Ponho a mochila às costas e dou um abraço sorridente ao
condutor que eu adorava... Não os queria deixar, mas tinha vontade de voltar a
casa e viver em paz... Abraço o F com força e troco umas palavras de
cortesia... Depois de dar os primeiros passos no sentido da fronteira do fim da
guerra, ouço o F a chamar-me: “Gustavo, don´t Forget about us!” e eu virei-me
para eles e vejo os seus sorrisos de desespero e respondo a bater no peito com
a mão direita: “ Never my friend, NEVER!” E rapidamente virei as costas para
que não vissem que me desfazia em lágrimas...
É como sair de uma prisão e ouvir a porta a bater por detrás
de nós... É fácil entrar quando sabemos que podemos sair... Mas para quem está
lá dentro e não tem escape a vida é muito dolorosa...

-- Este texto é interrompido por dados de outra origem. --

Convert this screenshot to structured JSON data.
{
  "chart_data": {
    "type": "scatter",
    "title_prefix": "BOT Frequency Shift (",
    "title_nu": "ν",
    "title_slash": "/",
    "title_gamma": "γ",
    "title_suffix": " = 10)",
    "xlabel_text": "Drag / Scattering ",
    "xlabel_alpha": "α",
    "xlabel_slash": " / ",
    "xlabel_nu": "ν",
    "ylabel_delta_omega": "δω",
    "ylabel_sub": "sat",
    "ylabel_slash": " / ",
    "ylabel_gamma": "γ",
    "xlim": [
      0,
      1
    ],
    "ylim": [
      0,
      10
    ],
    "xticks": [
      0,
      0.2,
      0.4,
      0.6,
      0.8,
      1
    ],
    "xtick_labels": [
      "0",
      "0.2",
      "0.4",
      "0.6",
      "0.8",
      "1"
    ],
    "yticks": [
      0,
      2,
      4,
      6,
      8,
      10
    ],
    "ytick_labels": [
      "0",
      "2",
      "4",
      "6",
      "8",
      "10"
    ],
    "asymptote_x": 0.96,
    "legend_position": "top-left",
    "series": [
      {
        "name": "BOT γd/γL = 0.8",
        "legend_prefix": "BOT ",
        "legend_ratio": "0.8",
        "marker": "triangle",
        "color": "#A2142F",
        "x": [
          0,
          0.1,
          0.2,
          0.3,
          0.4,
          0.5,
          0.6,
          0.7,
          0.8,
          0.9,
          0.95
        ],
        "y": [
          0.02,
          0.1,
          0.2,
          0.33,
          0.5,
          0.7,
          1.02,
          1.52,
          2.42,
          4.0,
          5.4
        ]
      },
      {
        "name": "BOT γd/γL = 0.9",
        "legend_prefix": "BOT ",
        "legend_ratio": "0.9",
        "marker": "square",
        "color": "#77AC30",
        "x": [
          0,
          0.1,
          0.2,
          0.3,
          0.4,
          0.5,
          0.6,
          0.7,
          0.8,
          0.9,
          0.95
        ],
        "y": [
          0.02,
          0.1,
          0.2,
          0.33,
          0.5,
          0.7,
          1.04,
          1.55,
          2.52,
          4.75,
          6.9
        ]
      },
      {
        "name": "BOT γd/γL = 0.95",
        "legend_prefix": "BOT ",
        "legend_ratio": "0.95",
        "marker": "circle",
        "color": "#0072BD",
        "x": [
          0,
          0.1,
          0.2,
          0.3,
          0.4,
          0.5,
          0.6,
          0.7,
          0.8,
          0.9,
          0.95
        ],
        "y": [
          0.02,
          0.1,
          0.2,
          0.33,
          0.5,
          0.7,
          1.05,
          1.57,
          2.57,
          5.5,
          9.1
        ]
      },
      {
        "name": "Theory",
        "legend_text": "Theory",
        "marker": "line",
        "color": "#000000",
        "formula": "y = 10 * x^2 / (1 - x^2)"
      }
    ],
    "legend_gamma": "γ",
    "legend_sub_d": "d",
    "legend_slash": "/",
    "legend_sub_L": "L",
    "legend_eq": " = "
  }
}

Na fila para sair do inferno as pessoas estão de cara
fechada, a sua expressão carrega a dor de anos de guerra e perdas
inenarráveis... Tanto perdem que optam por perder o que mais amam, a sua terra,
a sua gente, o seu país... Sou o único não-Sírio que testemunha aquele momento
trágico de abandono, rodeado de gente que carrega consigo uma história de
desespero escrita a sangue...

Carimbo o passaporte ao entrar na Turquia e viram-se os
mundos, mas até hoje há um pedaço de mim que ficou naquele país e ecoam-me as
palavras que disse ao meu amigo e tradutor F...
“Nunca vos esquecerei!”
Todos estes textos mereciam ficar em "registo escrito: um livro". São histórias de vida, entre a guerra e a paz(pelo menos a paz interior), memórias de um povo que sofre anónimo(porque não se fala dele, sobretudo os sofrimentos da gente do Congo porque da Siria ainda se vai falando remotamente). Estes textos não são apenas "histórias de uma alma sensível" mas retratam bocados da História Mundial que "passa ao lado" dos mídia. E quando nos apresentam a verdade nunca a saberemos se não contada por quem esteve lá, no meio dos gemidos de gente valente, que se fez um deles por uma vida e de quem eles, os desprotegidos e massacrados, nunca se esquecerão. Fazer parte da História de um povo sofredor não é para qualquer um. Aqui nas redes sociais, apaga-se tudo com um clique. A memória só se faz em registo escrito para os leitores de todo o Mundo. Acho que valia a pena! Além de retratar muito bem os factos, fá-lo com o coração. Será sempre um Livro onde o protagonista é ao mesmo tempo actor e personagem que vê por fora e por dentro da guerra. É tão emotiva a forma como fala dos seus doentes, daqueles que ajudou a salvar e dos recursos "à mão", das técnicas de intervenção ora eruditas ora rudimentares, e tão amorosa a forma como os descreve, que nos faz amá-los mesmo de longe. É um veiculo de esperança e como diz:"O Mundo precisa de saber". Força, Dr. Gustavo! Bem-haja!